Durant la soirée, le prince parut préoccupé ; Balkis se montra froide et presque ironique : elle savait Soliman épris. Le souper fut silencieux ; les regards du roi, furtifs ou détournés avec affectation, paraissaient fuir l’impression de ceux de la reine, qui, tour à tour abaissés ou soulevés par une flamme languissante et contenue, ranimaient en Soliman des illusions dont il voulait rester maître. Son air absorbé dénotait quelque dessein. Il était fils de Noé, et la princesse observa que, fidèle aux traditions du père de la vigne, il demandait au vin la résolution qui lui manquait. Les courtisans s’étant retirés, des muets remplacèrent les officiers du prince ; et, comme la reine était servie par ses gens, elle substitua aux Sabéens des Nubiens, à qui le langage hébraïque était inconnu.
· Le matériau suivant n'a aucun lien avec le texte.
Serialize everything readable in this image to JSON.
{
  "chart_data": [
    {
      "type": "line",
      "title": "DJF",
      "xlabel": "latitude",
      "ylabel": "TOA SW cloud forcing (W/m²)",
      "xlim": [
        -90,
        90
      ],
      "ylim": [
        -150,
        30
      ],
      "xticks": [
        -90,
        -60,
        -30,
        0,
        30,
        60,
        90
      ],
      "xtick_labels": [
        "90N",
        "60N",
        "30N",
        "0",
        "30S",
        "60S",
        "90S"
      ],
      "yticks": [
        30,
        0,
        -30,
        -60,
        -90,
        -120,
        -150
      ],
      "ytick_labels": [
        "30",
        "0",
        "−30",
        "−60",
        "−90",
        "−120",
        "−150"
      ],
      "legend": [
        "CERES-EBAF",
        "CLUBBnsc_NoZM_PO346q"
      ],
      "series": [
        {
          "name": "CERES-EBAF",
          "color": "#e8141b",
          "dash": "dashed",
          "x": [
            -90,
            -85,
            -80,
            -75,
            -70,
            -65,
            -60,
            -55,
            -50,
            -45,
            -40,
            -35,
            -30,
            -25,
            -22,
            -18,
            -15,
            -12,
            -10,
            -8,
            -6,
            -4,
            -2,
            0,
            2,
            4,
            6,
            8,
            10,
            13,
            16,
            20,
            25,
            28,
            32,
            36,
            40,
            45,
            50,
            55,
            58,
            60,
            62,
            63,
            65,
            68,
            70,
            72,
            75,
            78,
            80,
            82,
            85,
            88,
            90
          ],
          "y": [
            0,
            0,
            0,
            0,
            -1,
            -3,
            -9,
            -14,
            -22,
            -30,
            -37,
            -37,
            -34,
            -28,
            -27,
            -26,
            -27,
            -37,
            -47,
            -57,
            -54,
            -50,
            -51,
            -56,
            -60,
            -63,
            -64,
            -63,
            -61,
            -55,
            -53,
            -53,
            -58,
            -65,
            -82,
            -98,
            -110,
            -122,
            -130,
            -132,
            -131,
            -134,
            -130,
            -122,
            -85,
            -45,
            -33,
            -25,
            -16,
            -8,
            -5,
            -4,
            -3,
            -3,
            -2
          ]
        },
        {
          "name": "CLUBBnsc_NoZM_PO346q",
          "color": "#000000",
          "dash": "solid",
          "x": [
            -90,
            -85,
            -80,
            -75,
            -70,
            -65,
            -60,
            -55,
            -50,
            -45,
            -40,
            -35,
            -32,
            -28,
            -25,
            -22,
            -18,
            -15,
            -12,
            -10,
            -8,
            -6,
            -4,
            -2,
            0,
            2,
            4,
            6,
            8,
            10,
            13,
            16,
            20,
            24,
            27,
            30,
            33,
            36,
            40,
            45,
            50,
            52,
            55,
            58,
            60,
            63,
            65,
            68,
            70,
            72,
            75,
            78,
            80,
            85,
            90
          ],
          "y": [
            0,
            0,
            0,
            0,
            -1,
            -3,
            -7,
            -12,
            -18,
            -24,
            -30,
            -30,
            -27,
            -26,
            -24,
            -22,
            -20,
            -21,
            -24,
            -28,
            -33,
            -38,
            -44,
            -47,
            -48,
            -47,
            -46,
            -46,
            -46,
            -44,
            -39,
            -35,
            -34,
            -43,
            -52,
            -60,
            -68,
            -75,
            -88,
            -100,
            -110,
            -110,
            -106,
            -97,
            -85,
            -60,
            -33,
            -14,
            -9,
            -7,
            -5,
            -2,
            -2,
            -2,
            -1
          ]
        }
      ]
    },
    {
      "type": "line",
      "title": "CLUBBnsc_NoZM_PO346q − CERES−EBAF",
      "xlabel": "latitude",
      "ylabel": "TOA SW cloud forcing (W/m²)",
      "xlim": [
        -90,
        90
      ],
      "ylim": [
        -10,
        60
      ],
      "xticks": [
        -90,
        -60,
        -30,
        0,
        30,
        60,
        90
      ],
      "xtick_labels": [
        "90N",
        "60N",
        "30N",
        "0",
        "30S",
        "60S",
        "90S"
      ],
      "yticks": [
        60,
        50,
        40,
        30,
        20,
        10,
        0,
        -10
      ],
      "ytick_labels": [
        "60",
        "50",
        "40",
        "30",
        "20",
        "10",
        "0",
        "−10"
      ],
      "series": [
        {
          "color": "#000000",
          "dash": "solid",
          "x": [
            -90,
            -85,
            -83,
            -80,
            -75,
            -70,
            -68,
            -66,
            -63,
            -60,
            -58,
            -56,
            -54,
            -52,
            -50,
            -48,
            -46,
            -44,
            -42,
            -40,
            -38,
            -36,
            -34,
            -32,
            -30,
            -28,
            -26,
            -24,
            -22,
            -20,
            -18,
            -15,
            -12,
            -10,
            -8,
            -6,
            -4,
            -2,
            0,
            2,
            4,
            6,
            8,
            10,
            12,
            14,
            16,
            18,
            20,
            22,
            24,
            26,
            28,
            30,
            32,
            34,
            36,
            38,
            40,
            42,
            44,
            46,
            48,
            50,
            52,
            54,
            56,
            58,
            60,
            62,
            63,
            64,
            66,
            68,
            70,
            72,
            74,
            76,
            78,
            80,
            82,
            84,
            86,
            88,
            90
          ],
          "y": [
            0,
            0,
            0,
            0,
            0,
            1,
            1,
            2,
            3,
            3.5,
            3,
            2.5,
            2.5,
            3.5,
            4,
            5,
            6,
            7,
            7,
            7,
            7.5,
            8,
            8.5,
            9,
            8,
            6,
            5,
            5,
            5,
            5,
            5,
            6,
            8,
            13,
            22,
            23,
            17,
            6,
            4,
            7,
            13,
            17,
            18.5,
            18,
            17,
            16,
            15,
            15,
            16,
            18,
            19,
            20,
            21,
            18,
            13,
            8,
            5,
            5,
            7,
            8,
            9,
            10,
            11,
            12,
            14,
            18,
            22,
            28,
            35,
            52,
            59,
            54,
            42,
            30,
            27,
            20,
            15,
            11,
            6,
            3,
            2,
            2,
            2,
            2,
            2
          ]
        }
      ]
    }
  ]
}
— Madame, dit avec gravité Soliman-Ben-Daoud, une explication est nécessaire entre nous.

— Cher seigneur, vous allez au-devant de mon désir.

— J’avais pensé que, fidèle à la foi donnée, la princesse de Saba, plus qu’une femme, était une reine…

— Et c’est le contraire, interrompit vivement Balkis ; je suis plus qu’une reine, seigneur, je suis femme. Qui n’est sujet à l’erreur ? Je vous ai cru sage ; puis je vous ai cru amoureux… C’est moi qui subis le plus cruel mécompte.

Elle soupira.

— Vous le savez trop bien, que je vous aime, repartit Soliman ; sans quoi, vous n’auriez pas abusé de votre empire, ni foulé à vos pieds un cœur qui se révolte, à la fin.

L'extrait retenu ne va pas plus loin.